Sima Xin (died 204 BC) was a Chinese military general of the Qin dynasty. Between 209 and 208 BC, when uprisings against the Qin dynasty broke out, Sima Xin, along with Zhang Han and Dong Yi, led Qin forces into battle against the various rebel groups and defeated some of them. However, they lost to rebel forces led by Xiang Yu in 207 BC at the Battle of Julu and were forced to surrender. After the rebels overthrew the Qin dynasty in 206 BC, China was divided into the Eighteen Kingdoms and the three surrendered Qin generals were made kings – Zhang Han as the King of Yong, Sima Xin as the King of Sai, and Dong Yi as the King of Di. Their three kingdoms were collectively known as the Three Qins since they occupied the Guanzhong region, the heartland of the Qin state during the Warring States period. In 205 BC, Liu Bang, the King of Han, invaded Zhang Han's kingdom and defeated Zhang Han in battle. Sima Xin and Dong Yi initially surrendered to Liu Bang, but defected to Xiang Yu after the Battle of Pengcheng. In 204 BC, Sima Xin and Dong Yi joined Xiang Yu's subordinate Cao Jiu in fighting Liu Bang's forces during the Battle of Chenggao, but they were defeated and all three of them committed suicide.

==Life==
Sima Xin started his career as a prison officer in Yueyang County (in present-day Xi'an, Shaanxi) during the Qin dynasty. When Xiang Liang was arrested after getting into trouble with the law, he asked Cao Jiu, then serving as a prison officer in Qi County (present-day Suzhou, Anhui), to help him write to Sima Xin.

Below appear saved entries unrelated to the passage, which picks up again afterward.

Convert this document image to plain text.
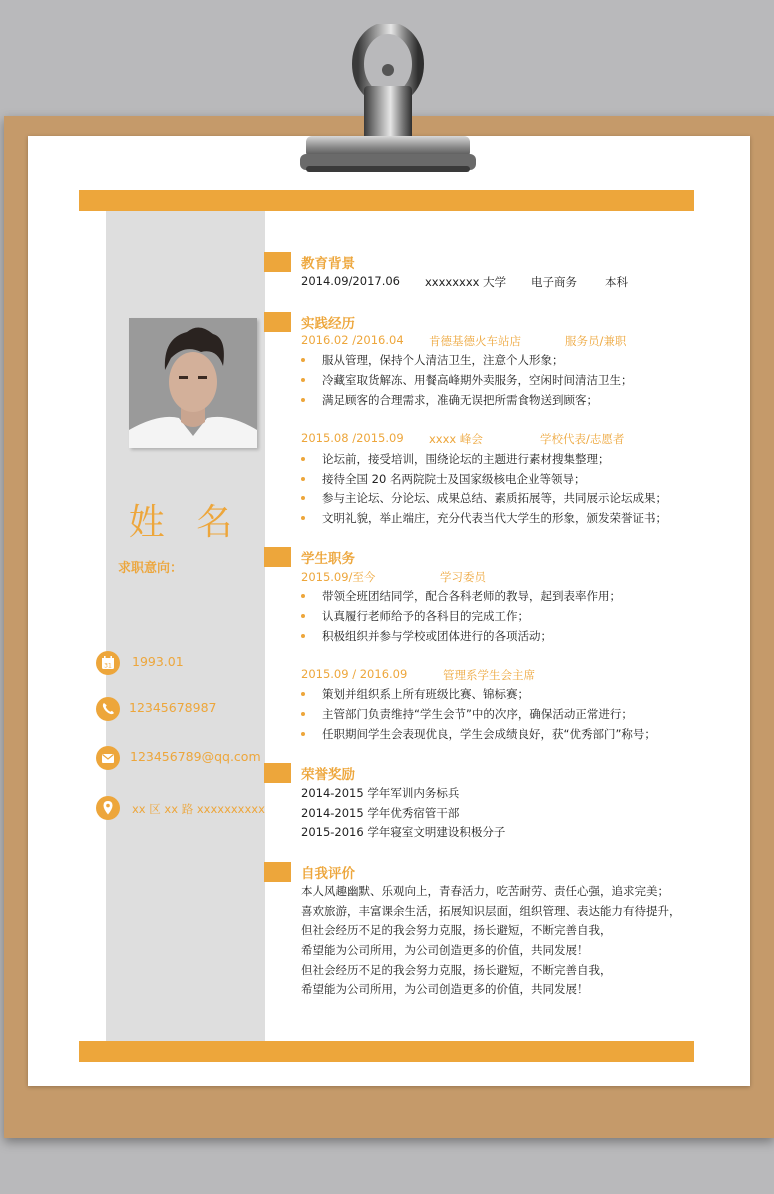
姓 名
求职意向：
31 1993.01
12345678987
123456789@qq.com
xx 区 xx 路 xxxxxxxxxx
教育背景
2014.09/2017.06 xxxxxxxx 大学 电子商务 本科
实践经历
2016.02 /2016.04 肯德基德火车站店	服务员/兼职
服从管理，保持个人清洁卫生，注意个人形象；
冷藏室取货解冻、用餐高峰期外卖服务，空闲时间清洁卫生；
满足顾客的合理需求，准确无误把所需食物送到顾客；
2015.08 /2015.09 xxxx 峰会	学校代表/志愿者
论坛前，接受培训，围绕论坛的主题进行素材搜集整理；
接待全国 20 名两院院士及国家级核电企业等领导；
参与主论坛、分论坛、成果总结、素质拓展等，共同展示论坛成果；
文明礼貌，举止端庄，充分代表当代大学生的形象，颁发荣誉证书；
学生职务
2015.09/至今	学习委员
带领全班团结同学，配合各科老师的教导，起到表率作用；
认真履行老师给予的各科目的完成工作；
积极组织并参与学校或团体进行的各项活动；
2015.09 / 2016.09	管理系学生会主席
策划并组织系上所有班级比赛、锦标赛；
主管部门负责维持“学生会节”中的次序，确保活动正常进行；
任职期间学生会表现优良，学生会成绩良好，获“优秀部门”称号；
荣誉奖励
2014-2015 学年军训内务标兵
2014-2015 学年优秀宿管干部
2015-2016 学年寝室文明建设积极分子
自我评价
本人风趣幽默、乐观向上，青春活力，吃苦耐劳、责任心强，追求完美；
喜欢旅游，丰富课余生活，拓展知识层面，组织管理、表达能力有待提升，
但社会经历不足的我会努力克服，扬长避短，不断完善自我，
希望能为公司所用，为公司创造更多的价值，共同发展！
但社会经历不足的我会努力克服，扬长避短，不断完善自我，
希望能为公司所用，为公司创造更多的价值，共同发展！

With Sima Xin's help, Xiang Liang was pardoned and released.

In 209 BC, the Dazexiang uprising broke out under the leadership of Chen Sheng and Wu Guang and sparked off a series of rebellions against the Qin dynasty throughout China. The rebel groups claimed to be restoring the former six states which were conquered between 230 and 221 BC by the Qin state, the precursor of the Qin dynasty. Zhou Wen, one of Chen Sheng's deputies, managed to lead a vanguard force that came close to Xianyang, the Qin capital, alarming the emperor Qin Er Shi, who called for a meeting with his subjects to discuss how to counter the rebels. Zhang Han, then holding the position of Minister Steward, suggested to the emperor to grant amnesty to the convicts serving as labourers at the Mausoleum of the First Qin Emperor, and recruit them to serve in the Qin army. The emperor approved Zhang Han's proposal and appointed him as a general, putting him in charge of leading Qin forces to fight the rebels. Zhang Han defeated and drove back Zhou Wen, who committed suicide. The emperor then sent Sima Xin, then holding the position of Chief Clerk, and Dong Yi, then holding the position of Commandant, to serve as Zhang Han's deputies.

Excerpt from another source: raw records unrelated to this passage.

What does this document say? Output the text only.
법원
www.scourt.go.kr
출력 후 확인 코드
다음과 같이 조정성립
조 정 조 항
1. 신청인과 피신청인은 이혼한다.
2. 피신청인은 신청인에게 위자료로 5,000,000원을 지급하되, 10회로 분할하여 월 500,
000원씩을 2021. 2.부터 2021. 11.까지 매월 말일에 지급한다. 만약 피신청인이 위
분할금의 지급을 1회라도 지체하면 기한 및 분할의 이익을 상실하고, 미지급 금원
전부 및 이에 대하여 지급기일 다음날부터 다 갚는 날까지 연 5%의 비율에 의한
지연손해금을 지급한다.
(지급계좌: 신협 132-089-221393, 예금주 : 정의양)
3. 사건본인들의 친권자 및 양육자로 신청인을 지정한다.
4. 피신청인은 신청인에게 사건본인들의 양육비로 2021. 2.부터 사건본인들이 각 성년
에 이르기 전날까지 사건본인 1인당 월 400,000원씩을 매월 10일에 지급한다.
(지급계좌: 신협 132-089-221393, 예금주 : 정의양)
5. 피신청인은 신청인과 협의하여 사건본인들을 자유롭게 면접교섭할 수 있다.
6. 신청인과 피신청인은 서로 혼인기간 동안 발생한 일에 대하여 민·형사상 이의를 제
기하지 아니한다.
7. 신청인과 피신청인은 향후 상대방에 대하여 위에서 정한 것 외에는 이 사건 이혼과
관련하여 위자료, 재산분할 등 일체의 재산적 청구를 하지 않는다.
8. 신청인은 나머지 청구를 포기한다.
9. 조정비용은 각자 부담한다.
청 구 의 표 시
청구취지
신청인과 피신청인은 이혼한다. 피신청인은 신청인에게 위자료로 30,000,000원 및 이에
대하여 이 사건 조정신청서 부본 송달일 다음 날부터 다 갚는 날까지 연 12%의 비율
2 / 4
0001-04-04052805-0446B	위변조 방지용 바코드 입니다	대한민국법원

The Qin forces under Zhang Han's command continued to advance eastward and destroyed Chen Sheng's rebel group. Zhang Han then led his troops to attack the Wei rebel group, defeating them along with their reinforcements from the Qi rebel group. After that, Zhang Han moved on to attack Tian Rong, the leader of the Qi rebel group, prompting Tian Rong to seek help from Xiang Liang, who by then had become the leader of the Chu rebel group. Zhang Han then engaged Xiang Liang at the Battle of Dingtao; Xiang Liang was defeated and killed in battle.

In 207 BC, when Zhang Han attacked and besieged the Zhao rebel group at Julu, the Zhao leader Zhao Xie sought help from the Chu rebel group. King Huai II, the nominal leader of the Chu rebel group, sent Xiang Liang's nephew, Xiang Yu, to assist their fellow rebels. Xiang Yu defeated Zhang Han at the Battle of Julu despite being heavily outnumbered. When Zhang Han sent Sima Xin to request reinforcements from Xianyang, the emperor refused to send aid after being deceived by Zhao Gao. Sima Xin escaped from Zhao Gao's assassins on his return journey and reported to Zhang Han that the Qin government had fallen under Zhao Gao's control. Zhang Han, along with his deputies and 200,000 troops, ultimately surrendered to Xiang Yu.

After the fall of the Qin dynasty in 206 BC, Xiang Yu divided the former Qin Empire into the Eighteen Kingdoms. Zhang Han, Sima Xin and Dong Yi were made the rulers of three of the Eighteen Kingdoms. The three kingdoms were known as the Three Qins because they occupied the lands of the former Qin state in the Guanzhong region. Later that year, the forces of Liu Bang, the King of Han, invaded Guanzhong and captured Zhang Han's kingdom in a surprise attack. Sima Xin and Dong Yi then surrendered to Liu Bang.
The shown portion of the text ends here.